Iyanla Vanzant
Photo: George Burns ©Harpo Inc.
Iyanla Vanzant unveils the true cause of your pain. Join her on a journey to forgiveness.
Something that we often forget is that we all play a role in the creation of the pain we experience, even if someone else is involved. We don't recognize that we volunteer for that pain. We show up for it. We tolerate it. Once we acknowledge our own contribution, the healing can begin. Here's a four-step plan that can help you stop nurturing the very things that hurt you.

1. End the BPs

One of the ways that people avoid taking responsibility for their role in their own pain is what I call the BPs—blame and projection. Blame is straightforward: Somebody hurts us, and we say things like, "They did this to me. Look what they did!" Projection is slightly different and happens when we blame other people for our problems, even if they didn't do anything to us (in other words, we just don't want to look at what we did).

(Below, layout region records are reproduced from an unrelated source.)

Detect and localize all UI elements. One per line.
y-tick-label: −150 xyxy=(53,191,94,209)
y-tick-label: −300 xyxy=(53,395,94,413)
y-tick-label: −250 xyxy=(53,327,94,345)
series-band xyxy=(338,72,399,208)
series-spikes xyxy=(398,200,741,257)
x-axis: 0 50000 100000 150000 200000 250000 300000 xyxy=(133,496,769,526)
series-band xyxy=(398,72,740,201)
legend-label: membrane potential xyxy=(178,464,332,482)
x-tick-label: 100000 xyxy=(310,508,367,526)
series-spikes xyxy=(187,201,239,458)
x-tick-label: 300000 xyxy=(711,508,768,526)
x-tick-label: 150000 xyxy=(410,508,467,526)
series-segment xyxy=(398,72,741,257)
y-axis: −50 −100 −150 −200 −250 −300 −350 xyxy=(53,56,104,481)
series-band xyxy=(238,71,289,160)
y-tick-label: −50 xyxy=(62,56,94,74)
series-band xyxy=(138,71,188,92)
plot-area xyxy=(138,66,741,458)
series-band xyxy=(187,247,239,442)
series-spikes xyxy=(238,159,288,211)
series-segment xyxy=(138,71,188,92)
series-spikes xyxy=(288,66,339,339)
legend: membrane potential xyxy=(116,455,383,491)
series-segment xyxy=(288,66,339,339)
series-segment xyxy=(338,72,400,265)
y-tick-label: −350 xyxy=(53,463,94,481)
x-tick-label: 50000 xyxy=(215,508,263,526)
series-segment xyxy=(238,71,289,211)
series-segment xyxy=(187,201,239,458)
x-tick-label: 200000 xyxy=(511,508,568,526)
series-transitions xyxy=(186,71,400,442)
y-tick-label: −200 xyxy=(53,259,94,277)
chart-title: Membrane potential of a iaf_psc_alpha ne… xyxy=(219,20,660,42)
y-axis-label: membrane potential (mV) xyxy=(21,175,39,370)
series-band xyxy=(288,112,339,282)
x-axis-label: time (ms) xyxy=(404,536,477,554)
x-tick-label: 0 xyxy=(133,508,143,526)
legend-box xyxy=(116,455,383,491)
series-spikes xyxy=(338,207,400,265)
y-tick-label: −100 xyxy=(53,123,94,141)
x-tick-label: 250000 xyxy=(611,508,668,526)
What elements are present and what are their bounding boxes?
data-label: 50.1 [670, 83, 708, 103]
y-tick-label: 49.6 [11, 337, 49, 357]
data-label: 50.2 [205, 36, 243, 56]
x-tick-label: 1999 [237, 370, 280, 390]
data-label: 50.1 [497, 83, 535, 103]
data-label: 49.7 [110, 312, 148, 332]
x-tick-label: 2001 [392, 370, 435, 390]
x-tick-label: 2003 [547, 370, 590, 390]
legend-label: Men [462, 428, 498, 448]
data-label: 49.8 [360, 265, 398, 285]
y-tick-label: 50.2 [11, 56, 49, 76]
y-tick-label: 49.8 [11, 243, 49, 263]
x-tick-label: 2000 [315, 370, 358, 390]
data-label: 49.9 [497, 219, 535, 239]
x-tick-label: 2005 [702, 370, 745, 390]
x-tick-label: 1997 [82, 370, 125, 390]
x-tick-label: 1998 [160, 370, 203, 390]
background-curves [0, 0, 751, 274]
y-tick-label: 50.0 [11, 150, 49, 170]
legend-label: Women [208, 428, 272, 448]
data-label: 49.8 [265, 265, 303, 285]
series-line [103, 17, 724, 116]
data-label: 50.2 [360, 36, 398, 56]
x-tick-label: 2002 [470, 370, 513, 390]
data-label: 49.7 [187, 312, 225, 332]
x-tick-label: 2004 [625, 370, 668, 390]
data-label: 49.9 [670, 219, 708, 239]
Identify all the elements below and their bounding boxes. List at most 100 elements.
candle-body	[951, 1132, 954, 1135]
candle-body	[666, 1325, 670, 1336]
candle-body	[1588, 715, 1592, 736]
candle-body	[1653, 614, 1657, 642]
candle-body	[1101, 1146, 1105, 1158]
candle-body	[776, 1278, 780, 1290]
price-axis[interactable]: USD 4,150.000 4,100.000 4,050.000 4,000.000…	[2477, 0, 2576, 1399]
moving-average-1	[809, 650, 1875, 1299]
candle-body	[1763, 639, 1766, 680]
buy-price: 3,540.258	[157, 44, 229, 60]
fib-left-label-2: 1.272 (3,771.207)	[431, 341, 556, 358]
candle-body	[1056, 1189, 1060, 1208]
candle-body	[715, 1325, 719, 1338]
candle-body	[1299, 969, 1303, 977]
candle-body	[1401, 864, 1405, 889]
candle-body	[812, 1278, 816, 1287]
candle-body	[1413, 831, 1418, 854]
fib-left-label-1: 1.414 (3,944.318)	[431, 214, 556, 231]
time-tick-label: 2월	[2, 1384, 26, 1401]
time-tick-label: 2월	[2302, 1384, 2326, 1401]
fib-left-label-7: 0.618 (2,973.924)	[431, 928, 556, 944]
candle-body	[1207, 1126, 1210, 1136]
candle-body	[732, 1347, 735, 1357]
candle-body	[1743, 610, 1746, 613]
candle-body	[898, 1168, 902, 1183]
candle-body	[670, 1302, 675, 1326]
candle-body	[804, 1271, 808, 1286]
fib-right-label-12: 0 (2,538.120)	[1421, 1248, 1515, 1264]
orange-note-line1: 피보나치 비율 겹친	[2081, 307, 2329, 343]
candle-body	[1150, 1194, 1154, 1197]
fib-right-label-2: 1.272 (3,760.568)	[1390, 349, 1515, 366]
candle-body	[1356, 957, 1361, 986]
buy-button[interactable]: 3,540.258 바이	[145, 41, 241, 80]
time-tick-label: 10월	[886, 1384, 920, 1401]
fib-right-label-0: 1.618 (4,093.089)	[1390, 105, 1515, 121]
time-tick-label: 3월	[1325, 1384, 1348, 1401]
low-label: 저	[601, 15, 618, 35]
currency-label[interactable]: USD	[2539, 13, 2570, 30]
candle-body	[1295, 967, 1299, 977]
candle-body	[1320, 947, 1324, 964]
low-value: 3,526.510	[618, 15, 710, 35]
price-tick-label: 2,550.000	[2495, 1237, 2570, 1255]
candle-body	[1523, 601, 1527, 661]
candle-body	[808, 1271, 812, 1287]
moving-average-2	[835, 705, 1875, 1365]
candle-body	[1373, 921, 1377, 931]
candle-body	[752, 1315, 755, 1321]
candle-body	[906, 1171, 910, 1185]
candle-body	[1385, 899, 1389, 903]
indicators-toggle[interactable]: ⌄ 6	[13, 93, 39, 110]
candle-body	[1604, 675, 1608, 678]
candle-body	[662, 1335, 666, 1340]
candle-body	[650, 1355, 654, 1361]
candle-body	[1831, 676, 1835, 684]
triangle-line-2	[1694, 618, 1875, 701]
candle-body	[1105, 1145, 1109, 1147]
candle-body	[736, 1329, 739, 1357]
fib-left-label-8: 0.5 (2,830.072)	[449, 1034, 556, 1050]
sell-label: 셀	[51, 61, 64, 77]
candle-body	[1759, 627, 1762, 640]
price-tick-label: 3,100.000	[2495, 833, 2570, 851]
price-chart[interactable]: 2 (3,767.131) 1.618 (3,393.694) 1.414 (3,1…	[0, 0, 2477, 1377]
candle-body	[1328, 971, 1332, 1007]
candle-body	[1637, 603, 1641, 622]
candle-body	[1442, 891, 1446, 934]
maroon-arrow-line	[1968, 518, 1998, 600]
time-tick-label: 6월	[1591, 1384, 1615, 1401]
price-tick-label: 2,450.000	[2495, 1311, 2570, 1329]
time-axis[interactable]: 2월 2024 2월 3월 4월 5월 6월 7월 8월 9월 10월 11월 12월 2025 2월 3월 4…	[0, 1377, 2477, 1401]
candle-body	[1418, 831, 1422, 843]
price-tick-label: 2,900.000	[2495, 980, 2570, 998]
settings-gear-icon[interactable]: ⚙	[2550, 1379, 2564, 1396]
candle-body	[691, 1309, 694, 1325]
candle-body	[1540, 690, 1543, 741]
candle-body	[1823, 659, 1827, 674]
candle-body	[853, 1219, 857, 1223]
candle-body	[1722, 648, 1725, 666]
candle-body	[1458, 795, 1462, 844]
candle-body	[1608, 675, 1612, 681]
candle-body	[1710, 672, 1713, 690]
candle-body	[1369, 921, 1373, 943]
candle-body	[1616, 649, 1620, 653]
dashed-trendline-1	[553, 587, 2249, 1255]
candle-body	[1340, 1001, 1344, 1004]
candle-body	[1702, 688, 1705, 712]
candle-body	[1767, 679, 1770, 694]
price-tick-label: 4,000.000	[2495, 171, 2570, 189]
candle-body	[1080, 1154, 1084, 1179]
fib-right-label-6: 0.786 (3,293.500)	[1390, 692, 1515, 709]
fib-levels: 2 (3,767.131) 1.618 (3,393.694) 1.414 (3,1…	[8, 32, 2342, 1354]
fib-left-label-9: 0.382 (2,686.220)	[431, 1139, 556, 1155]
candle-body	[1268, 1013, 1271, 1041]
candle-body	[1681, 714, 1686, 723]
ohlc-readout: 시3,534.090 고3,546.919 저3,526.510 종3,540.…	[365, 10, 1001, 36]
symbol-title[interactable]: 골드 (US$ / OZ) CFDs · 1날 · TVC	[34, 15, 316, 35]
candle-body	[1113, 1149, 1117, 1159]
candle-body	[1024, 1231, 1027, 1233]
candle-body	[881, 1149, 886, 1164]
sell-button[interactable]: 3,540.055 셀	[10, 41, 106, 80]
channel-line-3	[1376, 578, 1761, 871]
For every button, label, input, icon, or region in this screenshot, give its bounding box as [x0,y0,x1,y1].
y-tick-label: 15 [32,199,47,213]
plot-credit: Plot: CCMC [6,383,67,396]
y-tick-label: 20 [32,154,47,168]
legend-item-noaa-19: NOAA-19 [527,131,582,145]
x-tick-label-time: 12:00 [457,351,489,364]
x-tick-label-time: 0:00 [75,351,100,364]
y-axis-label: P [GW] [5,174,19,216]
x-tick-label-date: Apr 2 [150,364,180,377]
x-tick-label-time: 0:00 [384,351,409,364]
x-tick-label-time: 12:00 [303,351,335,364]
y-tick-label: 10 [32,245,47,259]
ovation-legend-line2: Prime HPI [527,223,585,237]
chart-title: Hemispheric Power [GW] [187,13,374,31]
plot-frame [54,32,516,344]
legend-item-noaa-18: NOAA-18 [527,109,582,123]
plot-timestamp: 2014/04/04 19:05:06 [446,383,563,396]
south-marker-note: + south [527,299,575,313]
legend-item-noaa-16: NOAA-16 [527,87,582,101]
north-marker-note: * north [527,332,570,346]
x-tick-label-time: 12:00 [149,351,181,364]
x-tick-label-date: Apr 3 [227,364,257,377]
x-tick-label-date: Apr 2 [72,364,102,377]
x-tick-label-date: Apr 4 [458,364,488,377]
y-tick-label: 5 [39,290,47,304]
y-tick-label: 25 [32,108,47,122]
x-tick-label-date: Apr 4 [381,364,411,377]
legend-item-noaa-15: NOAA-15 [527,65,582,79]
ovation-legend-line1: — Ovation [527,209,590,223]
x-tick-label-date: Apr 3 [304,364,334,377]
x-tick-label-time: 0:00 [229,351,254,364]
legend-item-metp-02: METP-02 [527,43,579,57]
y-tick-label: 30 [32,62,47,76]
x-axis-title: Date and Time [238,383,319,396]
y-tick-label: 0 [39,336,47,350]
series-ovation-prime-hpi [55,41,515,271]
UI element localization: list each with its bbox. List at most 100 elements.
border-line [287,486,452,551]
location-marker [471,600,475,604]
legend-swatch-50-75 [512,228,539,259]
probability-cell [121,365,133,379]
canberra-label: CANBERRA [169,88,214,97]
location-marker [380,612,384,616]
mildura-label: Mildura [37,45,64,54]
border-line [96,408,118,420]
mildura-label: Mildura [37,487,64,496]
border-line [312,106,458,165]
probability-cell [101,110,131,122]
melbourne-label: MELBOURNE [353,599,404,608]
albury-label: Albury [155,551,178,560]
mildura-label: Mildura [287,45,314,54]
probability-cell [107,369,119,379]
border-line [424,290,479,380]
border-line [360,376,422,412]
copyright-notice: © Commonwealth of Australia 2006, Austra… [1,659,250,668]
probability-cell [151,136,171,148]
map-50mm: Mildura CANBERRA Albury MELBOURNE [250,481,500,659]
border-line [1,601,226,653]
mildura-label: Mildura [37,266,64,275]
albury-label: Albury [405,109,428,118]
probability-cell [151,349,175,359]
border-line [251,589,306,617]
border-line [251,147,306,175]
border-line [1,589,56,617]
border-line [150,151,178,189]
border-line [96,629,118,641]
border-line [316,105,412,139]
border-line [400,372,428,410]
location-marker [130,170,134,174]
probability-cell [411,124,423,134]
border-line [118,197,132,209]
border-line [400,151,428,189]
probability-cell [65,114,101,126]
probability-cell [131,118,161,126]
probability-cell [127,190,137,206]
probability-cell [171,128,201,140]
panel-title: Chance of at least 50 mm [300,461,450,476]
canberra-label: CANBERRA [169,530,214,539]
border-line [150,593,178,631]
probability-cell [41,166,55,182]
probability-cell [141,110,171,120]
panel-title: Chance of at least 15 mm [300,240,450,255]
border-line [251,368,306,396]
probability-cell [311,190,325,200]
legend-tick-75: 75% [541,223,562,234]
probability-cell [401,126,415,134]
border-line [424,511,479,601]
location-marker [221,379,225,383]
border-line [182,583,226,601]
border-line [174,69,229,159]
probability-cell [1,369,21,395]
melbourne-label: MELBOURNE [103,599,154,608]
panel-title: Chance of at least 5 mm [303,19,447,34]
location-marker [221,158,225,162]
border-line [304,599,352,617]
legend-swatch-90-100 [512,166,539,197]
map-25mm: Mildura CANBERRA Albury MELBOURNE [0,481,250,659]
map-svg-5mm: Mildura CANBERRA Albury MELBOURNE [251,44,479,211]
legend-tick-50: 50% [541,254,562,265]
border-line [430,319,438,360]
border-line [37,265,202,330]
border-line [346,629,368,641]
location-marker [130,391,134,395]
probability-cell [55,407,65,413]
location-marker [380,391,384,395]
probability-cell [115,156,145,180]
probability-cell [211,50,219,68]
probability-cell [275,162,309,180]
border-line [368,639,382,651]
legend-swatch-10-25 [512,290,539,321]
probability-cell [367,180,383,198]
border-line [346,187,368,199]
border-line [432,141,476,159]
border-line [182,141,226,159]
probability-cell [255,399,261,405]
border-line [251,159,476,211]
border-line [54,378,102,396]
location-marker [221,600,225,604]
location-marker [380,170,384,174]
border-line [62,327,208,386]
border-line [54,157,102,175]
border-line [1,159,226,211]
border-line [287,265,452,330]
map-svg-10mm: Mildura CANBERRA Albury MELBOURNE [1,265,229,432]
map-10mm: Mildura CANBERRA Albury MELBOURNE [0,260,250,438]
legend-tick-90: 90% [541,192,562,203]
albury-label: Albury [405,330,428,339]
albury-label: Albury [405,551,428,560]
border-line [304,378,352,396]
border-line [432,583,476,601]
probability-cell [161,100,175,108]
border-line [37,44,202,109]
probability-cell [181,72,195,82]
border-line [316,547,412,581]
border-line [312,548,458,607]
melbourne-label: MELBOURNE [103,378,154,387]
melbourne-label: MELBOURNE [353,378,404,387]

As long as we're blaming and projecting, we don't become accountable to ourselves for how we accommodate, excuse and tolerate behavior that causes pain—whether it's our own behavior or someone else's. Let's say you stay on a job for 15 years, miserable and complaining. Then you get fired and you're upset. But you didn't want to be there! How many times did you say "I gotta get out of here"?

Well now you're out! Why are you upset with your boss? Because she moved first? You accommodated the discomfort. You went every day. The work wasn't challenging you. But you kept on showing up. How is your boss or company supposed to know you're unhappy? What steps had you taken to either remedy the situation or get another job?

2. Understand Your Whats and Whys

One way to understand your own role is to review what happened: why we did what we did, and what we got as a result. Say you have a friend and you always show up to help her, but when you need her, she never shows up for you. So you end up being angry with your friend.

That's the exact time to do some self-reflection. Did your friend ask for the help you offered? Or did you volunteer? There is a difference—but if the friend did ask for assistance, why did you say yes? What is it that you desired, expected or wanted to get out of the situation? To feel needed or useful? To get her to feel as if she owed you something? Maybe you were afraid she wouldn't love you anymore if you said no. In any of these cases, you extended yourself for you, not her.